Sydney Staff SRE or something.


· by Robert Mibus · Read in about 2 min · (360 Words)

I presented “After Arduino” at LCA2013, explaining how to dig deeper into what “Arduino” really is, and how to get better control over your embedded devices.

If you are just after the slides, PCB schematics, or example code, then you should grab them here:

A video of the talk is available in MP4 and OGV formats (or if you’re with Internode, you can grab unmetered MP4 and unmetered OGV files).

Here’s one of the projects I used to learn about this stuff myself:


(Please excuse the messy point-to-point soldering, I had very tight space constraints and not a lot of time to make it neat! :).

Here’s some PCBs I designed to help program ATmega168/328 and ATtiny13/85 devices when they’re in a breadboard. The designs are available from the Github repo mentioned earlier:

PCBs! - iTeadStudio

PCBs! - DorkbotPDX PCB Order

My talk synopsis was:

So you’ve started playing with this cool thing called “Arduino”. You’re having fun with buttons and LEDs and have started making some real projects that use them.

But then you realise a few limitations: they can be bulky, they’re a little expensive, they don’t have quite enough flash, they have too many I/O pins, or maybe they’re just entirely too easy to use and you want some new challenges. What do you do?

You attend this presentation! :)

This presentation is neatly divided in half; the first (Hardware) half talks about:

  • What Arduino hardware really is
  • What makes up an Arduino system
  • In-Circuit System Programmers (ie., that six-pin header you basically never use).
  • What similar hardware exists
  • How YOU can make a cheaper and simpler platform for yourself
  • Your ATmega chip’s little brother, the ATtiny…

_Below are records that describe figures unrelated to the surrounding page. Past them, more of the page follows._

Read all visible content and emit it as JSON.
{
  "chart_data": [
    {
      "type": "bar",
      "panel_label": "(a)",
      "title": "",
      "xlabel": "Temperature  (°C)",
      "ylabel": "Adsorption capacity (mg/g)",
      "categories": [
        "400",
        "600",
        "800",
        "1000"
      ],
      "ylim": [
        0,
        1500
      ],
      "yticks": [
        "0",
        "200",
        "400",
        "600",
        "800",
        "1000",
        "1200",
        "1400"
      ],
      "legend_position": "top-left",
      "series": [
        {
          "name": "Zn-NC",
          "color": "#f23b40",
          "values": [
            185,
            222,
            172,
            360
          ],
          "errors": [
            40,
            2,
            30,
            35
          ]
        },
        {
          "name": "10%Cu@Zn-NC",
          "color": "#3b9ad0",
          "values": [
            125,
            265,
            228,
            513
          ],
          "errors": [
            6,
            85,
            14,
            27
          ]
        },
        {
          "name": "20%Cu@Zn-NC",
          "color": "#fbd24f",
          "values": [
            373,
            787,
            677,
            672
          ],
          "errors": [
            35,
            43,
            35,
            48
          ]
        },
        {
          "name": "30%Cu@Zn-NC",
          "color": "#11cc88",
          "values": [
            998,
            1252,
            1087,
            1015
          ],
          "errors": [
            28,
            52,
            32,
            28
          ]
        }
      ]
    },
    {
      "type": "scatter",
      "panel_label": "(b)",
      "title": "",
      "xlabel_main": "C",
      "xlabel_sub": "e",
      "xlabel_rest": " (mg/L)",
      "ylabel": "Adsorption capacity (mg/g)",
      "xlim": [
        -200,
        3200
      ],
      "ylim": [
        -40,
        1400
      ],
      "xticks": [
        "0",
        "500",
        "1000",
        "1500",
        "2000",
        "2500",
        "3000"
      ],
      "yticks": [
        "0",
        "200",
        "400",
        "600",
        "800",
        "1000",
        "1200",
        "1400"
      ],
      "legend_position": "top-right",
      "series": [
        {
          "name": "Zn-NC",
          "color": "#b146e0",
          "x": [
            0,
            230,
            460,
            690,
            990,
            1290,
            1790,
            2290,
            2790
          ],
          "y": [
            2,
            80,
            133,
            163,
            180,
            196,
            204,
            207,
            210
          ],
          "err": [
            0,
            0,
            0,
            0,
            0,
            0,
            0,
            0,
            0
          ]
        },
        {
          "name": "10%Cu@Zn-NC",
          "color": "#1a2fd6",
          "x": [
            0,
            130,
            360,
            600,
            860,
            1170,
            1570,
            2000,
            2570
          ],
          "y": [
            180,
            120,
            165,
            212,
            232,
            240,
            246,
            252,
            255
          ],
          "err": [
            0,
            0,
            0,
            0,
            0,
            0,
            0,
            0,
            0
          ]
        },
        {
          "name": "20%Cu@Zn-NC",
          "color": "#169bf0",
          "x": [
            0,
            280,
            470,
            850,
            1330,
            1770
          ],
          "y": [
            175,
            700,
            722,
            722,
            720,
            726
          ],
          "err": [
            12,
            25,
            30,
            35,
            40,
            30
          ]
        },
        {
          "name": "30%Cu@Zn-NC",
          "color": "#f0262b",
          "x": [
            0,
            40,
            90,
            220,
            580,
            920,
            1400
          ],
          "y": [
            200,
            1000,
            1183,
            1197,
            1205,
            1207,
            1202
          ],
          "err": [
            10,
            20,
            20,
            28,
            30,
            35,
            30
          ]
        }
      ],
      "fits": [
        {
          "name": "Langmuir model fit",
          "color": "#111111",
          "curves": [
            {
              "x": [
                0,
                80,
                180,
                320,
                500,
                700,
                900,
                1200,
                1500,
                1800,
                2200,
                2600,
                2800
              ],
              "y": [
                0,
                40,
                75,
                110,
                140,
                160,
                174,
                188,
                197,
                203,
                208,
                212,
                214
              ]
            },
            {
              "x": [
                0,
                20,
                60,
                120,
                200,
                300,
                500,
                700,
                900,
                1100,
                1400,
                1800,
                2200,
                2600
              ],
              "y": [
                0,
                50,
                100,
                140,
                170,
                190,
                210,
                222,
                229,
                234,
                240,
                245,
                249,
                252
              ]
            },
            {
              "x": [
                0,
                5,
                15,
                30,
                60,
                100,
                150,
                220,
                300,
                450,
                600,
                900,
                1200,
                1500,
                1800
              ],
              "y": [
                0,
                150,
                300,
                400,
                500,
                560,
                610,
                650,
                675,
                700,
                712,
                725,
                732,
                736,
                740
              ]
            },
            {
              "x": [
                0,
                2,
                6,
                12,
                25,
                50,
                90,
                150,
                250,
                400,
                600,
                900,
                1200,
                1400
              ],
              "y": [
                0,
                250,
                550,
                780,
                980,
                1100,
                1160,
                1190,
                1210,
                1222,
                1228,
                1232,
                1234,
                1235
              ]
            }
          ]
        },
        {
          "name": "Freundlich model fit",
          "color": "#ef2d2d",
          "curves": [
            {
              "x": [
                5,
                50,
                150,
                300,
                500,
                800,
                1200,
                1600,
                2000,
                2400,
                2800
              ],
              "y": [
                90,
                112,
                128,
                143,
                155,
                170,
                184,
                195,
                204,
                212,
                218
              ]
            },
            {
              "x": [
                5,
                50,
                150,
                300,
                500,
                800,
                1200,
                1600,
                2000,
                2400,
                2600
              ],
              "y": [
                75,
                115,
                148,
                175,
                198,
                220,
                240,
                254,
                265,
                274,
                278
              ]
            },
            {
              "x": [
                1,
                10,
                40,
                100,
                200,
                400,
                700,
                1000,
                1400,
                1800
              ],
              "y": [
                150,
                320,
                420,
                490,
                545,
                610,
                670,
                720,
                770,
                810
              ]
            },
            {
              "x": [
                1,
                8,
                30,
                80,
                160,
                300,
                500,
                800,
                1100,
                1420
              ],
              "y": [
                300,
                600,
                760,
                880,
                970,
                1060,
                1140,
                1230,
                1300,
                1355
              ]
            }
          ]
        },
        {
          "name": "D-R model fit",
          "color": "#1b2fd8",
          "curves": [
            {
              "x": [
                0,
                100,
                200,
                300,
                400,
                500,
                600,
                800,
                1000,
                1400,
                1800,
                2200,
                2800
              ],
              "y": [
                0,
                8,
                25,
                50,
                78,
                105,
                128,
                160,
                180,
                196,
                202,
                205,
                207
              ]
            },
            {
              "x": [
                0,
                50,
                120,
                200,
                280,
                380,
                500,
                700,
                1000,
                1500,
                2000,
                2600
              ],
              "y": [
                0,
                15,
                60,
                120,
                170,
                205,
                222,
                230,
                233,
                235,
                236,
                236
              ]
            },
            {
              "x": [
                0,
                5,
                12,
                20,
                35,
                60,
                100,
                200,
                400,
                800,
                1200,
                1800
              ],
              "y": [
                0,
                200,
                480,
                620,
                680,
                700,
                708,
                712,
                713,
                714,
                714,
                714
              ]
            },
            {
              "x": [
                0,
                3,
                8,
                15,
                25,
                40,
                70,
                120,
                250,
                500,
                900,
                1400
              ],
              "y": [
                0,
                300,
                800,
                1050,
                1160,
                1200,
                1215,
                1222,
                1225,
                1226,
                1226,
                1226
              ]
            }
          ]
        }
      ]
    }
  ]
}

The second half focuses on the Arduino software:

  • What the Arduino software brings you
  • How the Arduino software limits you
  • Using make & avr-gcc to build software for AT{mega,tiny} chips
  • Accessing the registers that control the processor directly
  • How software really uses the hardware interrupts
  • Getting more than two interrupts
  • Using the on-board timers to hand-bake PWM and other things
  • Faster I/O
  • Shrinking your application

If you ever PEEKed and POKEd with a C64, and are now fiddling with Arduinos - this is the talk for you.